Yes, it is that time of the year again! Fodder beat is currently leading the way in farming industry.It is now being grown in all major dairying regions as well as being used widely across all classes of livestock especially in Canterbury and Southland Farms where it is common for cows to have a diet of fodder beet for up to six months. With a long shelf life in the ground or harvested, fodder beet is a adaptable crop with lots of positive features. However increasing the use of fodder beet can create some risks if extra care is not taken on the following points
Transitioning your livestock onto Fodder Beet:
An ideal transition to get good results is to ensure all cows or whatever livestock you have feeding on fodder beet, get equal access to the crop. Weather you are using a silage wagon to spread this or grazing you need at least 1 m of face width on the crop. If the allocation is lower than this then it will effect the younger, shyer animals as they can be bullied off the crop. Also separately grazing animals from those that have previously eaten fodder beet is a good idea as it will allow better observation of the inexperienced animals and their reactions to the fodder beet and naïve animals also take time to familiarise themselves with the crop.
Paddock Prep for Fodder Beet:
With great paddock preparation, planting, weed and pest control you can see great yields for fodder beet crops of around 25 tonne in May-June in areas not limited by dry conditions.

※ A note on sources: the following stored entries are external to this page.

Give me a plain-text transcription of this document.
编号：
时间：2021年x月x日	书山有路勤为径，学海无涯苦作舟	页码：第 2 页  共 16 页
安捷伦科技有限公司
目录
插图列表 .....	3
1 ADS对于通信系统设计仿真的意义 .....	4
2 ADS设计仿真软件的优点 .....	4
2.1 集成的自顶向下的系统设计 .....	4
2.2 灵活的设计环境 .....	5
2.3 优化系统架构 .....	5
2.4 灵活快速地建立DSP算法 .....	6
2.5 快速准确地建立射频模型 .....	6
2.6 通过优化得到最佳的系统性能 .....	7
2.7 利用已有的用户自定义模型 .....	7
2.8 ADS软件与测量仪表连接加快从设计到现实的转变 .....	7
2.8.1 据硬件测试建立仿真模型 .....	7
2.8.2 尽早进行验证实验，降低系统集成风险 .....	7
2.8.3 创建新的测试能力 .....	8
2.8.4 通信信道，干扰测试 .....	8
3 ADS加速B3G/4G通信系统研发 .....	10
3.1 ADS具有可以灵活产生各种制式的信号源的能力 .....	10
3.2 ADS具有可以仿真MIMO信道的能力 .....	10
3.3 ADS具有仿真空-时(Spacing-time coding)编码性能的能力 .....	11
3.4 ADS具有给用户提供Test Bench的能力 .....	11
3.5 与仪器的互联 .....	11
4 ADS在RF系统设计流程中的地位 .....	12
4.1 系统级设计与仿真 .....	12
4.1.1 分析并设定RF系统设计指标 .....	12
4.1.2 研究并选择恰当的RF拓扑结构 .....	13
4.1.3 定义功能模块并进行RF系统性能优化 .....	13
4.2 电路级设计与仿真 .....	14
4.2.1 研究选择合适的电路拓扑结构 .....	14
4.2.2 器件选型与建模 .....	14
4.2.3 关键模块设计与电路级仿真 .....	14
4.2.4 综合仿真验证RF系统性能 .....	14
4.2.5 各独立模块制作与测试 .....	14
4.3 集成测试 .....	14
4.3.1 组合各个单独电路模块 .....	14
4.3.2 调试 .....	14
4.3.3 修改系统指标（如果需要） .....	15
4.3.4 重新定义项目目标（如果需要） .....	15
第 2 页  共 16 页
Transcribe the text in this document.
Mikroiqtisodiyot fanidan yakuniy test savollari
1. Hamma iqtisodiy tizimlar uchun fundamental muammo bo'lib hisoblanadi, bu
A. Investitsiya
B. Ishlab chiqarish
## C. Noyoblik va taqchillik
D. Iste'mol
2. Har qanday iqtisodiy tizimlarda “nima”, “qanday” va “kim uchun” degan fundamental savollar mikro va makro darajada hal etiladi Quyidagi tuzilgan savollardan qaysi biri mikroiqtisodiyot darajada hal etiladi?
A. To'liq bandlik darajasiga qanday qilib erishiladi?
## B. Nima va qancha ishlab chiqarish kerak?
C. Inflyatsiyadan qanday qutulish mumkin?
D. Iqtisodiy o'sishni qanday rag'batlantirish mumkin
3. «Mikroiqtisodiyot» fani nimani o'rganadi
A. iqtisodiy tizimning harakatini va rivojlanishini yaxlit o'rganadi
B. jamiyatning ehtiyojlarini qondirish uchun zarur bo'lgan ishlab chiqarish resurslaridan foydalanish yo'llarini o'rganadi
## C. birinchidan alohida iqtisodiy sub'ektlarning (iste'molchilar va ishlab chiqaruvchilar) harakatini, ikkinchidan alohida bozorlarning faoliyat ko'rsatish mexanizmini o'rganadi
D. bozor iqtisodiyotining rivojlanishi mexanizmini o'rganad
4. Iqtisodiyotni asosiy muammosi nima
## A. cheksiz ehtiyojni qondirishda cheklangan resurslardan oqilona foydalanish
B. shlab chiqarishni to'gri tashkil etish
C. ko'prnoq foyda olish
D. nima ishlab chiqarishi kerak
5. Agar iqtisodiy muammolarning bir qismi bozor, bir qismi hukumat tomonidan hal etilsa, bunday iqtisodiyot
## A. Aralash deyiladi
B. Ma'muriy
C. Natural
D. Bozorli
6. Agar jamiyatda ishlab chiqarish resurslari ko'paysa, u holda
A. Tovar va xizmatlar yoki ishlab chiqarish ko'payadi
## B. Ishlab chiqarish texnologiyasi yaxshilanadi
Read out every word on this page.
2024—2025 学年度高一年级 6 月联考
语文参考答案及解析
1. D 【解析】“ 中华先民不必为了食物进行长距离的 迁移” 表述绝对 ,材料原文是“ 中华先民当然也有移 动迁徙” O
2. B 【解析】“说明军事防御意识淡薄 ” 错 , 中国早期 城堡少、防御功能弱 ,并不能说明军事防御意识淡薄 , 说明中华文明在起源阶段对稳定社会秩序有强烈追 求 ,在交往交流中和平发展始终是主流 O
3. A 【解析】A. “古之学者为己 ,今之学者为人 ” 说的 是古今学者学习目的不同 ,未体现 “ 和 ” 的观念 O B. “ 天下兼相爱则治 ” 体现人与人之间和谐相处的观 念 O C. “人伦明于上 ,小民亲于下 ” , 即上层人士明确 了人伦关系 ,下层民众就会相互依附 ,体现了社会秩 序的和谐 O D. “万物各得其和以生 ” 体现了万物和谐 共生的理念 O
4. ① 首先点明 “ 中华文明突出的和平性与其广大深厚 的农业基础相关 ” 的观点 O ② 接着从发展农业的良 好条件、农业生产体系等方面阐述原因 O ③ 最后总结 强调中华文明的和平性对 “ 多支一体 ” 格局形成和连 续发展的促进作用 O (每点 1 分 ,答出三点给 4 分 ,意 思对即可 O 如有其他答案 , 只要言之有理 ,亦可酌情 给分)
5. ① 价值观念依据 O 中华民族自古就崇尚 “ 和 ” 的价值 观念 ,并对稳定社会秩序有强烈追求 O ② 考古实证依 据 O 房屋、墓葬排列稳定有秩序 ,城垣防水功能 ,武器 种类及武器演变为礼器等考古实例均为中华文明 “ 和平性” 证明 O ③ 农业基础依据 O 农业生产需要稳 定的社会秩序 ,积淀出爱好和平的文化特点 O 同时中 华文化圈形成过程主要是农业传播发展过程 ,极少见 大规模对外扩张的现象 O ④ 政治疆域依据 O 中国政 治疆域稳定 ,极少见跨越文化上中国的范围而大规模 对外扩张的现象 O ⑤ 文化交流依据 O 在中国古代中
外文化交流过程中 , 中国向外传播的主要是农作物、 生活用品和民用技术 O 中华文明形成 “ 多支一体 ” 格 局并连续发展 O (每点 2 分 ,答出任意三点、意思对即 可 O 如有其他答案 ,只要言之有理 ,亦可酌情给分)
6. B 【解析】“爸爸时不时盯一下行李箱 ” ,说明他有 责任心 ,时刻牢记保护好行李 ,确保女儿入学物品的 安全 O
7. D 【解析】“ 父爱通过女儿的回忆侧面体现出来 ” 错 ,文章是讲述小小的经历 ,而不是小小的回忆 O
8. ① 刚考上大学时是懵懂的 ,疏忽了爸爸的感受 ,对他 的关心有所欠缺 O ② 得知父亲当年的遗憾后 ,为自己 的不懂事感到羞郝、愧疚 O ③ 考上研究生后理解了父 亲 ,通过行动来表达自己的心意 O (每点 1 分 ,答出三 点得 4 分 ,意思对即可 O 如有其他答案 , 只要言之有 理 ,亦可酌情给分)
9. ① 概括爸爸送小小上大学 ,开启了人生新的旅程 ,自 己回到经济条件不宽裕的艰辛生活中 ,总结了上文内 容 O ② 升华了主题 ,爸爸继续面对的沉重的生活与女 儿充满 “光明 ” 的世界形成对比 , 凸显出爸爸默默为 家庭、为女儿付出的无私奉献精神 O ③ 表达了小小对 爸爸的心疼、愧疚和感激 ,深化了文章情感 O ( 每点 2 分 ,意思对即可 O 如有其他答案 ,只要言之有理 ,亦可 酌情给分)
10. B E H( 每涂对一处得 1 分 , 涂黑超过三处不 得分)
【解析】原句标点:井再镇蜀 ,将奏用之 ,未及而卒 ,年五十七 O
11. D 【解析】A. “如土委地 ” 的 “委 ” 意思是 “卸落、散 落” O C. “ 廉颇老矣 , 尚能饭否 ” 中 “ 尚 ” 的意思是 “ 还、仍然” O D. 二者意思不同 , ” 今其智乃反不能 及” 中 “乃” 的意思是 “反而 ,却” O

Fodder beet requires high fertility, a pH of around 6.0-6.3 as it is very sensitive to low pH levels in soil, and this nutrient correction should be made prior to sowing. A glyphosate and contact insecticide is also recommended before working and when choosing the paddock make sure that there has been no past usage of chemical as fodder beet is exceedingly sensitive to certain chemicals. Preferably soils should be free-draining and free of weeds and worked into a fine tilth before sowing to allow for an even sowing depth.